Last month, the UK High Court issued Chobani with an injunction to permanently restrain its use of the term ‘Greek yogurt’ in the UK to market its…. well, Greek yogurt products.
The case centred on Fage UK’s claim that only yogurt made in Greece should be labelled as ‘Greek yogurt’, while Chobani argued that ‘Greek yogurt’ is defined by a specific manufacturing process, “not reference to its place of origin.”
Mr Justice Briggs, who presided over the seven-day trial, concluded that a substantial proportion of British consumers who buy Greek yogurt believe that it is made in Greece.
In my opinion, the High Court’s reasoning was fair. As was Fage’s argument – its Total Greek yogurt range sold in the UK is actually made by Greek people (probably) in a production plant on the outskirts of Athens (Greece, not Georgia).
On that principle, however, you could argue that the Total Greek yogurt range sold in the US is about as Greek as Ronald McDonald. The Greek yogurt distributed by Fage USA is manufactured at a site in Johnstown, New York.
With this in mind, some consider Fage’s pursuit of the UK injunction a tad hypocritical.
“Fage pulled a fast one and got away with it…,” said one comment posted under DairyReporter.com’s coverage of the High Court decision.
Another sarcastically queried whether Fage USA would close its New York-based operations to adhere to Fage UK’s authenticity claims.
“Seems that if Fage’s position that to be considered Greek product [it] must originate from Greece then logically they will be closing their plant in New York. I think the real reason is that Chobani has swept the market out from under them and they are doing anything they can to remain relevant,” said the commentator.
DairyReporter.com put these suggestions to Fage USA last week, but no reply has been received to-date.
Fage UK, which brought the case against Chobani, declined to comment on what it described as an ongoing legal matter (DairyReporter.com understands that Chobani is appealing the High Court decision).
While the injunction reeks of double-standards, I can understand one possible motive for Fage’s legal move – competition.
Fage USA is one of the worst-hit victims of Chobani’s success.

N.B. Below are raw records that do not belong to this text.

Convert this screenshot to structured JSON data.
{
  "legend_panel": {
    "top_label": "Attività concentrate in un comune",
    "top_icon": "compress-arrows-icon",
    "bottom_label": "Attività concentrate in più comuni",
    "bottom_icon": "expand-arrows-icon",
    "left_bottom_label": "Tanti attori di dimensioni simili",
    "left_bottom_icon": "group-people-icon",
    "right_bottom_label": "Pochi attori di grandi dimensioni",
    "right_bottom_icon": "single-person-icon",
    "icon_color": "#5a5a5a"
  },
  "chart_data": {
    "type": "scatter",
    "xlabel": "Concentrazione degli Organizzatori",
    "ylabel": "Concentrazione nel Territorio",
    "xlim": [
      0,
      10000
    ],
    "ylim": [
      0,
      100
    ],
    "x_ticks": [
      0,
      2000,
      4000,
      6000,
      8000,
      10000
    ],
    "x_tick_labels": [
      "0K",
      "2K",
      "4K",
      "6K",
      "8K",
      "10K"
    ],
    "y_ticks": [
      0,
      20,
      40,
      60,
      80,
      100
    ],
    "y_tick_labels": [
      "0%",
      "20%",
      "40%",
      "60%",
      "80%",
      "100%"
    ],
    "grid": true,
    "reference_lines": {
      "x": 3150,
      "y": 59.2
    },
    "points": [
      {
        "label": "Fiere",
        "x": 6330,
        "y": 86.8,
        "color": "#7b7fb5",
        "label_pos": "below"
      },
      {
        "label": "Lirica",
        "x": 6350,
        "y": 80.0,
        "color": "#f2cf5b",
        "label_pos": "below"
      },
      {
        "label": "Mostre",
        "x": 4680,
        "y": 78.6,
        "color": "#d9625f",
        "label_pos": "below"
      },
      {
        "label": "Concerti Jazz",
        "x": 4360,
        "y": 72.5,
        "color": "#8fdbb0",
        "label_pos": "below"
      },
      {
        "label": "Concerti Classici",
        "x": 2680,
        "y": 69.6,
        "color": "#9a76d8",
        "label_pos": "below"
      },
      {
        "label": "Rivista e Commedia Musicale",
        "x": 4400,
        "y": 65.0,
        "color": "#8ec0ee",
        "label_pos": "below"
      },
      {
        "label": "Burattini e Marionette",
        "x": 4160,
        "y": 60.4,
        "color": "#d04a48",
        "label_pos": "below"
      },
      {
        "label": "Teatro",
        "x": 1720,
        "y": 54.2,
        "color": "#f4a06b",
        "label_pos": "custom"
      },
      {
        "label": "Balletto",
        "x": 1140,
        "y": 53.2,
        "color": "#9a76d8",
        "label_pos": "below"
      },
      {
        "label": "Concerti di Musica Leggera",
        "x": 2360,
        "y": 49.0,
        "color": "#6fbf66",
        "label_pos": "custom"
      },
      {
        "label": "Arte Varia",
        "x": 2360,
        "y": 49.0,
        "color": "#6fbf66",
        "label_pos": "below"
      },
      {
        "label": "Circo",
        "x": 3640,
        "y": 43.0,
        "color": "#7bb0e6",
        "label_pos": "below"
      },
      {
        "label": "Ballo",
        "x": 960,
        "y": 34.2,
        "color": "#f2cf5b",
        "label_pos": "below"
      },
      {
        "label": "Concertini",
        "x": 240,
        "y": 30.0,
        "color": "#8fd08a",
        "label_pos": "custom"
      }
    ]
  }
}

The company’s share of the US Greek yogurt market fell from 94% in mid-2007 to 14% by mid-2012, according to New York-based research firm, Sanford C. Bernstein. Meanwhile, Chobani’s share was estimated at 47% in mid-2012, despite only making its debut in the US in 2007.
In addition to that, the country that Fage calls home (Greece as you’ve probably established by now) isn’t in the best state economically.
Fage Total Greek yogurt first hit UK supermarket shelves for the first time in the early 1980s….Chobani arrived just last year. I think it goes without saying that Chobani represents a significant threat to Fage in the UK and on a global scale.